Polluted rivers hamper construction of more than 7% of new homes
High pollution levels are stalling the planned construction of more than 7% of new homes, according to an analysis by the Local Government Association (LGA).
House building is also banned in other areas due to low water levels, leading LGA to call for more to be done to protect Britain’s rivers and wildlife habitats.
However, the organization said limiting new development alone would not be enough to improve the environment, as most pollution comes from agriculture and water companies.
Cllr David Renard, LGA Environment Spokesperson, said: “Councils want safe, clean and thriving natural environments alongside sustainable housing, growth and jobs.
“It is worrying and frustrating that pollution levels in some rivers have reached such a point that they are triggering a ban on the building of around 20,000 new homes each year, more than 7% of the likely construction of new homes in England. .
“Councils are working tirelessly to allow homes to be built while meeting high environmental standards. However, they cannot achieve this alone. We need to reduce pollution at the source, which comes mainly from water treatment and agriculture.

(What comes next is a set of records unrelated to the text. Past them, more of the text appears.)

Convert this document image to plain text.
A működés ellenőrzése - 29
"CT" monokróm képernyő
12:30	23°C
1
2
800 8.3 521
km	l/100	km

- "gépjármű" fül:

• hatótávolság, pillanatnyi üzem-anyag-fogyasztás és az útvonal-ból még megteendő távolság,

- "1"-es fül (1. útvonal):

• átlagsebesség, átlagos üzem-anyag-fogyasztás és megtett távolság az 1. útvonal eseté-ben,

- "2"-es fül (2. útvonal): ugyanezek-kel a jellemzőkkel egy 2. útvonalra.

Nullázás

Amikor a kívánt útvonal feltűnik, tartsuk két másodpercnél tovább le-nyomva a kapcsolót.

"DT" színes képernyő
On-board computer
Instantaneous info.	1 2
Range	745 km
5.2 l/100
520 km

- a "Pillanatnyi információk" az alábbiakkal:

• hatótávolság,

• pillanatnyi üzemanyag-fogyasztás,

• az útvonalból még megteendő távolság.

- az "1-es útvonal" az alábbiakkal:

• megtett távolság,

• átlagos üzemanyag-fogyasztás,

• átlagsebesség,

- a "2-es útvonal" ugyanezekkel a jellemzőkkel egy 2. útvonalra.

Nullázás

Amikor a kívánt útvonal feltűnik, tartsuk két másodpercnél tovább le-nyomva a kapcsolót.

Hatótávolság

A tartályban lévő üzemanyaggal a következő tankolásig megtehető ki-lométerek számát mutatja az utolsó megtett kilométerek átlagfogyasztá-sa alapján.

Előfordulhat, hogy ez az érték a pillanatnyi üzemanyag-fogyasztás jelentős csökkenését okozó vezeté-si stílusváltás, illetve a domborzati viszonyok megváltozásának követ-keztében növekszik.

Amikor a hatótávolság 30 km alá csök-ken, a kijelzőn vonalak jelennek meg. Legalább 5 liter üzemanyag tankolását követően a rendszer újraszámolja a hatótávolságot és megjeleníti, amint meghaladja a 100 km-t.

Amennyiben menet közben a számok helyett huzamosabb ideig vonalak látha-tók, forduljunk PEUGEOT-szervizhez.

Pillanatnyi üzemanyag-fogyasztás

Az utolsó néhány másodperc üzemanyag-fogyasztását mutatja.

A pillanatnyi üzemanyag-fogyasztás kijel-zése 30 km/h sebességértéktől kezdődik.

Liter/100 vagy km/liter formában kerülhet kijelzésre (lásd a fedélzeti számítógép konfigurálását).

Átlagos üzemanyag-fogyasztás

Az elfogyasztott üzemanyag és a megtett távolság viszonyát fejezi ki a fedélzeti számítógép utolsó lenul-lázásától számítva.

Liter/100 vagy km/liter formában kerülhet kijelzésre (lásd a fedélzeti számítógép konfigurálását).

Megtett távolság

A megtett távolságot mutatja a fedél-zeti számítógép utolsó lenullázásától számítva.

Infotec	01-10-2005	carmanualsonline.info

“Government and its agencies, home builders, the agricultural sector and water companies must all join the councils to find short-term solutions while doing everything in our power to reduce pollution at home. source.”
The Habitats Directive Act, established by the EU, commits nations to protect species and maintain biodiversity, which means that pollution of rivers must be kept to minimum levels.
LGS’s analysis reveals that 23 communes have more than 90% of house building areas impacted by the law, while 40 communes have a quarter impacted and a third of the North East is also affected.
Construction can only begin if developers and municipalities can prove that they will not produce any additional pollution in already heavily contaminated areas.
The problem is complex and will require long-term intervention, which means that up to 100,000 new homes could be prevented from being built if action is not taken quickly.
Building bans are already challenging councils by halting growth and infrastructure, causing job losses and affecting council finances.
In related news, property owners in UK coastal areas are unaware they are responsible for their own flood risk management and have taken small steps to put in place flood defences, research finds of the British Sociological Association.